In general, bail is an amount of money posted to guarantee that someone will appear in court.  If the accused fails to show up for court, the court keeps the bail money.  Bail can be posted in full in cash or with a credit card.  Alternatively, you can hire a bail bondsman who charges you a non-refundable fee (usually 15%) of the total bail.  Further, the bondsman may require collateral, such as a house or car, to post bail for you or someone else.

FACTS ABOUT BAIL

IF YOU GO THROUGH A BONDSMAN:

  1. If you go through a bail bondsman to post your bail, he keeps the money (generally 15%) that you paid him;
  2. If you post bail with a bondsman, he will not refund your fee even if charges are never filed;
  3. If you are out on bail and miss your court date, the judge will issue a warrant for your arrest;  Your OWN bail bondsman could send a bounty hunter to find and arrest you;
  4. A bondsman cannot give you legal advice.

IF YOU HIRE AN ATTORNEY:

  1. You may not need to post bail.  We may be able to obtain an O/R release.  This means that you can be released without posting any money.  This can be done on the weekend, and a court appearance is not always required.  If you were hiring an attorney anyway, why not hire one now and save bondsman fees?
  2. If we cannot obtain an O/R release, we can file a motion to lower the bail to a reasonable amount;
  3. If you have already posted bail, We can make a motion at any time to have your bail exonerated.  This means that the judge can release the funds posted for your bail at your first court appearance;
  4. We go to court for you to make sure that the judge doesn’t RAISE your bail;
  5. We work for you, with you, and ONLY in your best interest.

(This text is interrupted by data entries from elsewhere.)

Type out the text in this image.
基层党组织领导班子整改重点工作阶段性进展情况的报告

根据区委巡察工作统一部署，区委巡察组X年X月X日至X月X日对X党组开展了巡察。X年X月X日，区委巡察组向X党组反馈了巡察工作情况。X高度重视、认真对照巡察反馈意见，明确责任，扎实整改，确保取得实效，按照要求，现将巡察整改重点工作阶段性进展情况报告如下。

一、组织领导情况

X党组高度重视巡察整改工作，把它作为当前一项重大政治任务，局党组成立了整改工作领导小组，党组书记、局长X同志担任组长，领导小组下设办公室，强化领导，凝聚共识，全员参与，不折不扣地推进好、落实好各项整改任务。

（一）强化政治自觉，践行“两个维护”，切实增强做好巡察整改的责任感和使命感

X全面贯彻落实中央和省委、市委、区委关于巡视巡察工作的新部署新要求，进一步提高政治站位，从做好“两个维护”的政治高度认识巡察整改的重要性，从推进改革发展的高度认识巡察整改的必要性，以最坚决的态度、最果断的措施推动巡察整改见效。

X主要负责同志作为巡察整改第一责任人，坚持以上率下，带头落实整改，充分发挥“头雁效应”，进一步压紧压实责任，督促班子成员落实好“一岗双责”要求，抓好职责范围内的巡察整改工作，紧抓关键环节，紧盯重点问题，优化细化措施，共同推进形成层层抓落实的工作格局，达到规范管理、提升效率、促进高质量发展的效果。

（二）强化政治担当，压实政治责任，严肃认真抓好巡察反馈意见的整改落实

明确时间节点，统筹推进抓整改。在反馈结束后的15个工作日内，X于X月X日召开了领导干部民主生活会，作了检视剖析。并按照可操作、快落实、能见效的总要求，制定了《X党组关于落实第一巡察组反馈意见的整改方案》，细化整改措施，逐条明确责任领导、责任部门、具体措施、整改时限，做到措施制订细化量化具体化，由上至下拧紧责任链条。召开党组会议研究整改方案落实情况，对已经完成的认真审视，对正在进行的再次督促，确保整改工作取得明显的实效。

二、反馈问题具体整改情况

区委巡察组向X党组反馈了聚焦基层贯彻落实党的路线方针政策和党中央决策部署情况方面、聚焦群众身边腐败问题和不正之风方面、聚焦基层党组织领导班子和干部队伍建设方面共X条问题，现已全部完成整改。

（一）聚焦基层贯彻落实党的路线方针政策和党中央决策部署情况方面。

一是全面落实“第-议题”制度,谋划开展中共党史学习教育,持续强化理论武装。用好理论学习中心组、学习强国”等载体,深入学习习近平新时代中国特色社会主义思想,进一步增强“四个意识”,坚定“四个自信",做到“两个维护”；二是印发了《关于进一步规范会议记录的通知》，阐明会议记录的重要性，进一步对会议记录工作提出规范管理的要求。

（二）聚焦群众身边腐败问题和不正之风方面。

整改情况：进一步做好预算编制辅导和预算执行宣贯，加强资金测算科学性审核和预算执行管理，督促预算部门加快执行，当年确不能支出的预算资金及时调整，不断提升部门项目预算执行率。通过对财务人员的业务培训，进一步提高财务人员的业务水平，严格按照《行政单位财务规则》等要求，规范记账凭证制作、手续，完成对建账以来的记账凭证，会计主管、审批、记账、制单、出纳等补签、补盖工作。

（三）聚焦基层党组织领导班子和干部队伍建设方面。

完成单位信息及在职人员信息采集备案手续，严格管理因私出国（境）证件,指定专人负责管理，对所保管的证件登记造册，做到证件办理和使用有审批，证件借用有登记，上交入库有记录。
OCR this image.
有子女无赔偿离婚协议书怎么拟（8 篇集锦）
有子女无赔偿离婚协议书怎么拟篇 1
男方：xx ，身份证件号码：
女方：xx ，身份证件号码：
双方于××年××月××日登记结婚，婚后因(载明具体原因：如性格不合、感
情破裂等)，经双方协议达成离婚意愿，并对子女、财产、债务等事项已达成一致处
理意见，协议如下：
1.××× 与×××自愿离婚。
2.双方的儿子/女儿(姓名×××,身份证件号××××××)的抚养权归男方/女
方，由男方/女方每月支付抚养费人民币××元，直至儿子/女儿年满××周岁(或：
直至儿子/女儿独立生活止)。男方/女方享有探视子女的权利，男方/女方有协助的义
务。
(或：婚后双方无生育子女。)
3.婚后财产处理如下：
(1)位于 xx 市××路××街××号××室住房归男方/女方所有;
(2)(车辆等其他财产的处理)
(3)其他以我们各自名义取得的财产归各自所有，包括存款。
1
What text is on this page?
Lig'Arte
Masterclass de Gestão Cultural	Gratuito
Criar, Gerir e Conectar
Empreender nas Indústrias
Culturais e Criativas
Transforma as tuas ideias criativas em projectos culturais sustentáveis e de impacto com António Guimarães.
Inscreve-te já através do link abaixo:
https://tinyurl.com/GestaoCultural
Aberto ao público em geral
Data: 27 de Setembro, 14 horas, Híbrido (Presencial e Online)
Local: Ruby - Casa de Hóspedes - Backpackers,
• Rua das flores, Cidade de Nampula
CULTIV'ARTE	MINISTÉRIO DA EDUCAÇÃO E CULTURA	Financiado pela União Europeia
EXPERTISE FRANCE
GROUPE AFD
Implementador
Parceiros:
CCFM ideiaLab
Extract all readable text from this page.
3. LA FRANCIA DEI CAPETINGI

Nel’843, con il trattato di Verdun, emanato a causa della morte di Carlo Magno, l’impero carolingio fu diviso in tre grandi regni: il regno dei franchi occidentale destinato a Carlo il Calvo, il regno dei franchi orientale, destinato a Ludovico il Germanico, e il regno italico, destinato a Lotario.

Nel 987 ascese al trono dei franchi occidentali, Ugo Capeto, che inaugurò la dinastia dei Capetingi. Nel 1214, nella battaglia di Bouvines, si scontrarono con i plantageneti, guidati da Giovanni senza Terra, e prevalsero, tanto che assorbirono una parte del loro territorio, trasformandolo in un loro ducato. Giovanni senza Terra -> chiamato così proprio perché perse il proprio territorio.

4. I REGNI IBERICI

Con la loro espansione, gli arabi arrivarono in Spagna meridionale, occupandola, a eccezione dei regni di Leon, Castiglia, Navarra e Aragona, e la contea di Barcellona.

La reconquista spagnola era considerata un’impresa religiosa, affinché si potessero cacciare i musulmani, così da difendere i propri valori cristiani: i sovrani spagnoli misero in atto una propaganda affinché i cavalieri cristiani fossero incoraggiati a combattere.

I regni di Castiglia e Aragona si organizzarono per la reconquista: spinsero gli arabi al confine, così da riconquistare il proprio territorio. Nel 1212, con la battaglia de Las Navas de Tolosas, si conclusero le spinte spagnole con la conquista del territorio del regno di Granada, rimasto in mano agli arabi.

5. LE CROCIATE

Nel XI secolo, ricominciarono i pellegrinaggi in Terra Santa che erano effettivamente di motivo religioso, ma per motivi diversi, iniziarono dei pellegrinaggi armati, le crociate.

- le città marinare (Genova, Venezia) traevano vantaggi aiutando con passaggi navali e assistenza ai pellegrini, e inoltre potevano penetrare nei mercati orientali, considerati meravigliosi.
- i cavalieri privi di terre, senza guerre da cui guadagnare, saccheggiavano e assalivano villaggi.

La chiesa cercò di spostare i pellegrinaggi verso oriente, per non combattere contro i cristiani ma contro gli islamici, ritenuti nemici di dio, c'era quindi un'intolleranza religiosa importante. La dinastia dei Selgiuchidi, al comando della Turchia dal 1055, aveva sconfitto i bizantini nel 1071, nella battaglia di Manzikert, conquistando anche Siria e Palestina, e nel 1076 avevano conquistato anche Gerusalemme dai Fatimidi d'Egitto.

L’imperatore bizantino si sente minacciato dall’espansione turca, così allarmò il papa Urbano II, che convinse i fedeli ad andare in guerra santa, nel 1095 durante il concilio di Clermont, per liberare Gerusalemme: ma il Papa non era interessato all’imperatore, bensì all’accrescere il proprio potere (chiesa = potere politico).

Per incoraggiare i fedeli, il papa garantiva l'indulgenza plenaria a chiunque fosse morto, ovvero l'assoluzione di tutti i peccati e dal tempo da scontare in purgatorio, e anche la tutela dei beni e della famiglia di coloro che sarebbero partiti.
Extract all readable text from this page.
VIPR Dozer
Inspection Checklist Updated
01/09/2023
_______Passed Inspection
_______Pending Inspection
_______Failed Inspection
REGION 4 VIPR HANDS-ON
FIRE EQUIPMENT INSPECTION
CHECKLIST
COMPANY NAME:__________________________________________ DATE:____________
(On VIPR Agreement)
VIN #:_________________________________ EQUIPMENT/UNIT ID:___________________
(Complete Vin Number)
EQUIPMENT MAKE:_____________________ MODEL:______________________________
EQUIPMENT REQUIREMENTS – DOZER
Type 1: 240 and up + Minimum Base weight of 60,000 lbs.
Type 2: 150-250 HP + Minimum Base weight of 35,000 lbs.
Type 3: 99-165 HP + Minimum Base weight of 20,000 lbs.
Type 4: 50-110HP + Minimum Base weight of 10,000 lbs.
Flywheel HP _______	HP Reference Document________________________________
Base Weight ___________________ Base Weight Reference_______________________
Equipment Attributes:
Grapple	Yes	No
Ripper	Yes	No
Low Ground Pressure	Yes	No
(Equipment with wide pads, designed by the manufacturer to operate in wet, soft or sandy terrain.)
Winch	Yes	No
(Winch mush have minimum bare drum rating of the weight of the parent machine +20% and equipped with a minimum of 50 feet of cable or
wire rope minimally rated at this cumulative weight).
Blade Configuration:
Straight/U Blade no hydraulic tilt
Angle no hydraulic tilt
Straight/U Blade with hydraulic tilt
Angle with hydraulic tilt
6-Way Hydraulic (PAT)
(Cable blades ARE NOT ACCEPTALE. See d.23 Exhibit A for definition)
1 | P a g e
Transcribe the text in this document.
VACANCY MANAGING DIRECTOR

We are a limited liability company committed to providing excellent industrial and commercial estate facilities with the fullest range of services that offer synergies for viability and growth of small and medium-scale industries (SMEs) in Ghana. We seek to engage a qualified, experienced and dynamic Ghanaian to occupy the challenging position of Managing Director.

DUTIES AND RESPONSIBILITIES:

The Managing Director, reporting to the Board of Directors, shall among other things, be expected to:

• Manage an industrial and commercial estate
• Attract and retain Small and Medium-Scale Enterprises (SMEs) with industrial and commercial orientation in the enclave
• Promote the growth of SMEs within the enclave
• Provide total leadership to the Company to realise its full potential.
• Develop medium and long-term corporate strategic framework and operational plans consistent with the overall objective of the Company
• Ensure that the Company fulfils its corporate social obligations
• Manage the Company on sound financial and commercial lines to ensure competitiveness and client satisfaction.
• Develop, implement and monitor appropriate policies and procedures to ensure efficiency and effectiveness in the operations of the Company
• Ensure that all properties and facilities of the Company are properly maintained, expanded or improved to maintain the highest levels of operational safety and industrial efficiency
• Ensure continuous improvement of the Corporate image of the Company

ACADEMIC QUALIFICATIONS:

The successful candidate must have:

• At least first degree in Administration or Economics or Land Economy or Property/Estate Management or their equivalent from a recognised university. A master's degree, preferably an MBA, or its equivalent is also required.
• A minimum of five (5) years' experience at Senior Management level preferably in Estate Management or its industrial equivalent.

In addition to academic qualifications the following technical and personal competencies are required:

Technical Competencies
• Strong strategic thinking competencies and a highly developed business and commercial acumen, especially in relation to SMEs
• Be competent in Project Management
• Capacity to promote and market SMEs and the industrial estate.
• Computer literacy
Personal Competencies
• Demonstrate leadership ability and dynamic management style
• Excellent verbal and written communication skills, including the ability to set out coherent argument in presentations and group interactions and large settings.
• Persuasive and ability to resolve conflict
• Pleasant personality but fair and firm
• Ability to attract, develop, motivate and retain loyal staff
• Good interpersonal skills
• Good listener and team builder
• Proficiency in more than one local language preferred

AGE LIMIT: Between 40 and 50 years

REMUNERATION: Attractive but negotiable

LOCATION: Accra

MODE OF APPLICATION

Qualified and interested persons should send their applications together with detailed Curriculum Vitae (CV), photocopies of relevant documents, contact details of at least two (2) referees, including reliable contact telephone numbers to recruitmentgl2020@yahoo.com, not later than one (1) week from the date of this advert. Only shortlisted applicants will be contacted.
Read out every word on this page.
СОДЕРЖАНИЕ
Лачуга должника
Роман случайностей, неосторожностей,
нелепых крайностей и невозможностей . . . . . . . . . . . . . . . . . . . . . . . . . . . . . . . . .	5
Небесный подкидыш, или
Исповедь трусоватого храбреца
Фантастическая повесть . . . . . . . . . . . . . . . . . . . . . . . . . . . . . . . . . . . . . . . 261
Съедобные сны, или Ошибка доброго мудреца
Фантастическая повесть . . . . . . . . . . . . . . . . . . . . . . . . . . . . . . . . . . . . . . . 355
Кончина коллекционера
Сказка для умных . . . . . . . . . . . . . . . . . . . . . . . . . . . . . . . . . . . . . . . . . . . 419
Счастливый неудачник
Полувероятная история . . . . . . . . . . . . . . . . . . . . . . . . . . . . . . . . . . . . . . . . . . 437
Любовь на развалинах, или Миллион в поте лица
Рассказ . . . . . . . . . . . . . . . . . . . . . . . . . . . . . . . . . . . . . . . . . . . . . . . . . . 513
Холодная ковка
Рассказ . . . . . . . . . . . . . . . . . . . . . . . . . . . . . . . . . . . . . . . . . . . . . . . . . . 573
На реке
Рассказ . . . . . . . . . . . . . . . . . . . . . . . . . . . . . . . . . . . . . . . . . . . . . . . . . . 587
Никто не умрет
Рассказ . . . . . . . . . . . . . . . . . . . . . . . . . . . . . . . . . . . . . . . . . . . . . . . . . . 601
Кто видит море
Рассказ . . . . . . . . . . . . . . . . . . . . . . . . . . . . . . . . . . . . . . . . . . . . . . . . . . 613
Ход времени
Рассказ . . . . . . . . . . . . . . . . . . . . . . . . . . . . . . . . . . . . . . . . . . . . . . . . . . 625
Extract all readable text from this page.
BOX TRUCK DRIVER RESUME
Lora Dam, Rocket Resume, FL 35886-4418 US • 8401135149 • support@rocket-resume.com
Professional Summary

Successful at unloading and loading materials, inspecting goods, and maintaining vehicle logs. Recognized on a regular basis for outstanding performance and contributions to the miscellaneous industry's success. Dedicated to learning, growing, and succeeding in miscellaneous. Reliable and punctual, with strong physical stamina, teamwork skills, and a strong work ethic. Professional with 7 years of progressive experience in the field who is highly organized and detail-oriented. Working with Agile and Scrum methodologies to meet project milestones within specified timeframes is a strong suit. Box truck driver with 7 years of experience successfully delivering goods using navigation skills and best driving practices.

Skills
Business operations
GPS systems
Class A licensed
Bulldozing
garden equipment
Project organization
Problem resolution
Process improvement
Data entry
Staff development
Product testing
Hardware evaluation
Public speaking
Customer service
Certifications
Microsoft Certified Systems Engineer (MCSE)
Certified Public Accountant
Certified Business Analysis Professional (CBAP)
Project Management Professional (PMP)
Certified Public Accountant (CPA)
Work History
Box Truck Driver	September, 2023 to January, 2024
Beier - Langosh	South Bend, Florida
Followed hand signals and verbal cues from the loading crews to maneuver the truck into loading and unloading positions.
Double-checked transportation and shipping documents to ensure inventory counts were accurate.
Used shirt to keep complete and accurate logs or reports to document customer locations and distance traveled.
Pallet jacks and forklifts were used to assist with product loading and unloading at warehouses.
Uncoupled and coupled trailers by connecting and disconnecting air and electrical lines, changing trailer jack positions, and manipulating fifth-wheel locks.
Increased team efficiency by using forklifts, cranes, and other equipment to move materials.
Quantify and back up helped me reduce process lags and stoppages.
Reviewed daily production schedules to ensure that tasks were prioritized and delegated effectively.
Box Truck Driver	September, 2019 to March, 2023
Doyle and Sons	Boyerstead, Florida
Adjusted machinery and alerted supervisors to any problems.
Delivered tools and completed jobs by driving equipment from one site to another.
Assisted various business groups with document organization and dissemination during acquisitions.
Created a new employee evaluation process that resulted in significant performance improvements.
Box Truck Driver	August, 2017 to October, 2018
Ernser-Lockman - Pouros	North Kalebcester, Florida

IF YOU ARE CALLING ABOUT AN O/R RELEASE, PLEASE HAVE THE ANSWERS TO SOME OR ALL OF THESE QUESTIONS:

Some things a court will consider in deciding whether to release someone without bail (O/R release) are:

  1. How long has the accused lived in the area;
  2. Length and type of employment;
  3. Family ties to the community;
  4. Character and reputation;
  5. Mental condition;
  6. Whether there are responsible people in the community who can vouch for him;
  7.  The crime he is charged with and whether he is likely to be convicted;
  8. Whether he is a danger to the victim of the crime or other people;
  9. Whether he is likely to commit more crimes if he is released;
  10. Any other factor to show he may fail to appear in court.